Activation lock is a big deal. Working for a company that deals with nearly 1,000 iPads anything to reduce theft makes a big impact. And personally I like the idea that if I lose my iPhone or it’s stolen then it might not be useful to the finder and means I’m more likely to get it back.

Notification Sync. No more clearing the same notification from multiple devices.

I can finally put as many icons in a folder as I want. No more adding numbers to the end of a folder name or jailbreaking for this purpose.

What I’m Not As Excited About

I think that a lot of these features seem interesting, but not there yet or just won’t work for me. I love the idea of a browser integrating secure passwords into the browser, but I’m not sure I feel a lot of trust to iCloud for it at this point. And for me the iCloud, and therefore Apple only, nature of this solution makes it a non-starter for me. I’ll stick with RoboForm, though if I was a developer of a password app I’d be looking into iCloud integration if that’s possible.

AirDrop looks nice, but the rather limited selection of devices it will work on I think means it will be of limited use until older devices cycle out of common use. I know a lot of people still running iPhone 4’s.

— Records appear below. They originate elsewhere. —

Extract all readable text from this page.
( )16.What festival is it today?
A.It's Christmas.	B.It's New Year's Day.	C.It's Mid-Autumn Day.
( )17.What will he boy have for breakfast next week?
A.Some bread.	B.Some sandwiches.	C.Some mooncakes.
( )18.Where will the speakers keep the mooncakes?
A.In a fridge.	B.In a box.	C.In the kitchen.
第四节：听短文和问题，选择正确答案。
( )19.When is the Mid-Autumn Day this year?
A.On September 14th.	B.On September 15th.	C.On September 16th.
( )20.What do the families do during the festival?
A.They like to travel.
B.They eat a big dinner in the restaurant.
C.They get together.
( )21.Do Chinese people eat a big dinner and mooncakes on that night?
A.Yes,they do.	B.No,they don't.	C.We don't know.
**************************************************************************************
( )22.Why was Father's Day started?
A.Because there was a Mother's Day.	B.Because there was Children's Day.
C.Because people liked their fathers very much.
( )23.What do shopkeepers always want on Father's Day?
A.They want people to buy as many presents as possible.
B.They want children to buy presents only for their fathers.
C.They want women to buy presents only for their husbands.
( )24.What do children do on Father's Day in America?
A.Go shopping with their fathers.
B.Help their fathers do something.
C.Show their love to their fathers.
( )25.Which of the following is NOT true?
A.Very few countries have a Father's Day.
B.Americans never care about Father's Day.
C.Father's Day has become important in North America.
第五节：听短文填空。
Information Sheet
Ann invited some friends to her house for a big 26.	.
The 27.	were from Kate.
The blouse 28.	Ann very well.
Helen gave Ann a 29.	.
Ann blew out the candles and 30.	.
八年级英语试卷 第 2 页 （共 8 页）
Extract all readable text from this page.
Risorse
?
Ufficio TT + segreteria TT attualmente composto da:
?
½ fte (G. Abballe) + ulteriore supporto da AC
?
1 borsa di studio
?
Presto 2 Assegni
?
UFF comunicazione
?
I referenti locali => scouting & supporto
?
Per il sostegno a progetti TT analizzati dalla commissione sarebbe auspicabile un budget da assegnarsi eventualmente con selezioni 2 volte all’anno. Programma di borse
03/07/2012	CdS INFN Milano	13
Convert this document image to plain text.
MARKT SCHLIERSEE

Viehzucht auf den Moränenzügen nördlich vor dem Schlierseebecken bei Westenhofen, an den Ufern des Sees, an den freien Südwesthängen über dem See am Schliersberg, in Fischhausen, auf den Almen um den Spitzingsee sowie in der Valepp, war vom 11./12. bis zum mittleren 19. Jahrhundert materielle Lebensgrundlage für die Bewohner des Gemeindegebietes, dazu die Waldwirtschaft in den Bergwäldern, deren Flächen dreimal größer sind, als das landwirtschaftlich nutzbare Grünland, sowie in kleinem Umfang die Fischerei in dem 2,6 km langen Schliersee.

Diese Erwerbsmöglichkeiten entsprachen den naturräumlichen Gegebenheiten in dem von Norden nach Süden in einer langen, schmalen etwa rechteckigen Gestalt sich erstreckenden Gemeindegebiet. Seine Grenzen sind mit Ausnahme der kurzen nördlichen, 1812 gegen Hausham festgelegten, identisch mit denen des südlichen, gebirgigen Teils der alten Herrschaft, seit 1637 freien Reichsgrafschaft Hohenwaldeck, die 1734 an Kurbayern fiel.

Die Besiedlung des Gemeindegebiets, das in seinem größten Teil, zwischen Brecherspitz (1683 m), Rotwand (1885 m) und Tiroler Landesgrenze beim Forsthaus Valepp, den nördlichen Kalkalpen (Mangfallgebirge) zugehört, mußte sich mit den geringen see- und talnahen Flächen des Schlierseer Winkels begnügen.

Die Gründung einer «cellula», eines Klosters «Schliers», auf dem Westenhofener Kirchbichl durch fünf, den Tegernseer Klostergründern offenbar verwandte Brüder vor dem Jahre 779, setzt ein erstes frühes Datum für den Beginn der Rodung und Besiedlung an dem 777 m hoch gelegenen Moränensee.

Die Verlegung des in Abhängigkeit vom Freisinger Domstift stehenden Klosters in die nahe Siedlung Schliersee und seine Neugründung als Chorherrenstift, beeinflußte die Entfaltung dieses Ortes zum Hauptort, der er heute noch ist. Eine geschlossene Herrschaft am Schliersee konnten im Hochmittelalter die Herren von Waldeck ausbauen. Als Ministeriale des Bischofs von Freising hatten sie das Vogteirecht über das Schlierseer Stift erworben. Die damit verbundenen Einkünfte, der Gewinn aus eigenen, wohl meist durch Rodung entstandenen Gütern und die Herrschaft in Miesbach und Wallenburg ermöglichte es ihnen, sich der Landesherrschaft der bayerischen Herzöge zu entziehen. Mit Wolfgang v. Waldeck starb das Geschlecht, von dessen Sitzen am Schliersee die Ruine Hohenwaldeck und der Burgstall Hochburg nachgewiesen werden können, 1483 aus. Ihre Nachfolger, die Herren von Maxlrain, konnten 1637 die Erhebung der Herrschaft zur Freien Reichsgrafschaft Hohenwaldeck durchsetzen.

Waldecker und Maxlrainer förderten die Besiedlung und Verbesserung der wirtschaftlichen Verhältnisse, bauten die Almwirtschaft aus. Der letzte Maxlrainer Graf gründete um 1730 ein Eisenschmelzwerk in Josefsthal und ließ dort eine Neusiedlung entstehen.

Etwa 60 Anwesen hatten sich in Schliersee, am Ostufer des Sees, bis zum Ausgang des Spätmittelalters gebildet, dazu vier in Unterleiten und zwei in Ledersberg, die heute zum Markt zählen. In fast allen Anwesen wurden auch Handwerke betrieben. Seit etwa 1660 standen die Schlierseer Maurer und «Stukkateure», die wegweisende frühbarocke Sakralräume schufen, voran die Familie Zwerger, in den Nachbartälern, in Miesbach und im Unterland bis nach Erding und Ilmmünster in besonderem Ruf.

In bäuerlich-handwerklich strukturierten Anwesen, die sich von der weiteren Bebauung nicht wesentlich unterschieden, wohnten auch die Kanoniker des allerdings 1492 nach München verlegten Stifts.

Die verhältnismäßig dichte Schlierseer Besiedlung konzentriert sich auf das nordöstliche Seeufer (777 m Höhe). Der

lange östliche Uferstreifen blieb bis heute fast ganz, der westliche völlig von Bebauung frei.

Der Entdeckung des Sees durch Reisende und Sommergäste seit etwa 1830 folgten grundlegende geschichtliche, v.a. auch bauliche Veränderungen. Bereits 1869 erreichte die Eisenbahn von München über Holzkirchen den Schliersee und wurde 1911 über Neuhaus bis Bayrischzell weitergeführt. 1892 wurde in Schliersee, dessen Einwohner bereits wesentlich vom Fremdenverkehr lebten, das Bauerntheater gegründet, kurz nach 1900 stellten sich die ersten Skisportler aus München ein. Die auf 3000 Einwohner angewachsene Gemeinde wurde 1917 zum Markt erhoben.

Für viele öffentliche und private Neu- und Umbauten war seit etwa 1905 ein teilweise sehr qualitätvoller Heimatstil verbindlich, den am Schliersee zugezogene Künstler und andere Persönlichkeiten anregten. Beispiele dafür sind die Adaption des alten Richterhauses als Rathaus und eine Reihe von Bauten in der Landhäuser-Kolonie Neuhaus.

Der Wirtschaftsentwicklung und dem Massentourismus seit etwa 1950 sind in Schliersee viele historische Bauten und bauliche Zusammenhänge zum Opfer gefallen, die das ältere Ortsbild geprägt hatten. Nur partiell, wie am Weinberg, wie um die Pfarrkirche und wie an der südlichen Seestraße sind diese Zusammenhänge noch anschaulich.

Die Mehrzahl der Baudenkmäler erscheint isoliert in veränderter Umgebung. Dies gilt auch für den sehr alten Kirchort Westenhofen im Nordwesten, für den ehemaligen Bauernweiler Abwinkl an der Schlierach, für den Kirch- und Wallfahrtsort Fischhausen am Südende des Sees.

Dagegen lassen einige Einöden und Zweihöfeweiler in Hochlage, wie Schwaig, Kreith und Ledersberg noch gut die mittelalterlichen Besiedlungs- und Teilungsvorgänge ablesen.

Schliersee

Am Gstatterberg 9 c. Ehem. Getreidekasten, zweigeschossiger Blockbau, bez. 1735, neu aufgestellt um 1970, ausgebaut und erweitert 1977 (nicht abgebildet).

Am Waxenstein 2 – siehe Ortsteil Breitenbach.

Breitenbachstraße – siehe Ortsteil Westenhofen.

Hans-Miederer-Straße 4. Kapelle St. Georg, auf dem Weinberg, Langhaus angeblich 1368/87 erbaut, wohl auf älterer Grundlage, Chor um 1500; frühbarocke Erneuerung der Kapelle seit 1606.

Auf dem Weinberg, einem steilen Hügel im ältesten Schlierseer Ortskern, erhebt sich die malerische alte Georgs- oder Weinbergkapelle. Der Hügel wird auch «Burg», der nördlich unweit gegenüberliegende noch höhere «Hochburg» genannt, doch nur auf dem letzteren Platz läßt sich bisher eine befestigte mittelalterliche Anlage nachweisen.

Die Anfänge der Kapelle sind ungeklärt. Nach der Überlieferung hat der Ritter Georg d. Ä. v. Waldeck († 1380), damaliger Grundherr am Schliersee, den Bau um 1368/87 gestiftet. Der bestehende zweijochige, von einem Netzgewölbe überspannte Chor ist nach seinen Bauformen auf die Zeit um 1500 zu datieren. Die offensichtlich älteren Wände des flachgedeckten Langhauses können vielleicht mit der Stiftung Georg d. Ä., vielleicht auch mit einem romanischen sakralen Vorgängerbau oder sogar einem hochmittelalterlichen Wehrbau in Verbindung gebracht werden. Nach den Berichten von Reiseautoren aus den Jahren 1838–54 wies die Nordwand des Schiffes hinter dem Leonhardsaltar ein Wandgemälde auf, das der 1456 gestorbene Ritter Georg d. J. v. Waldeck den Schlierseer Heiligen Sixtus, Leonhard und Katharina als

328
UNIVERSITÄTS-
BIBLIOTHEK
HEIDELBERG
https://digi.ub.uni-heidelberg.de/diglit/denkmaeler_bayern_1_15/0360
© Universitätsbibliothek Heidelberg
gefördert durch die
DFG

The radio service really doesn’t show me anything that would move me from a program I was currently using. I think Pandora might be in the most trouble since it seems the closest to what Apple produced. I’ll play with it, but don’t see it moving me from Slacker. Again the Apple device only likely makes it a non starter for me.

What Disappoints Me

Still doesn’t look like any good inter-application communication. I still have to hope every developer integrates use for the systems I want. My photo site of choice is 500px and I’d love if they could write a 500px share target and then I could send a photo to it from any app. I’ve hoped for this for a while and really though that it might show up this year. I still think we’ll see this feature, but really wonder how much longer Apple can put this off?

Last Thought

There are always software products that look in trouble after the new version appears. This year thought I think the biggest might be the jailbreak community. Each jailbreak version seems to take longer than the last and I’ve noticed each time I’ve missed the jailbreak a little less. A lot of the things I’ve turned to jailbreak apps for now look built in. I’m not sure at this point I’ll be that worried about jail breaking when 7 comes out which will be a first.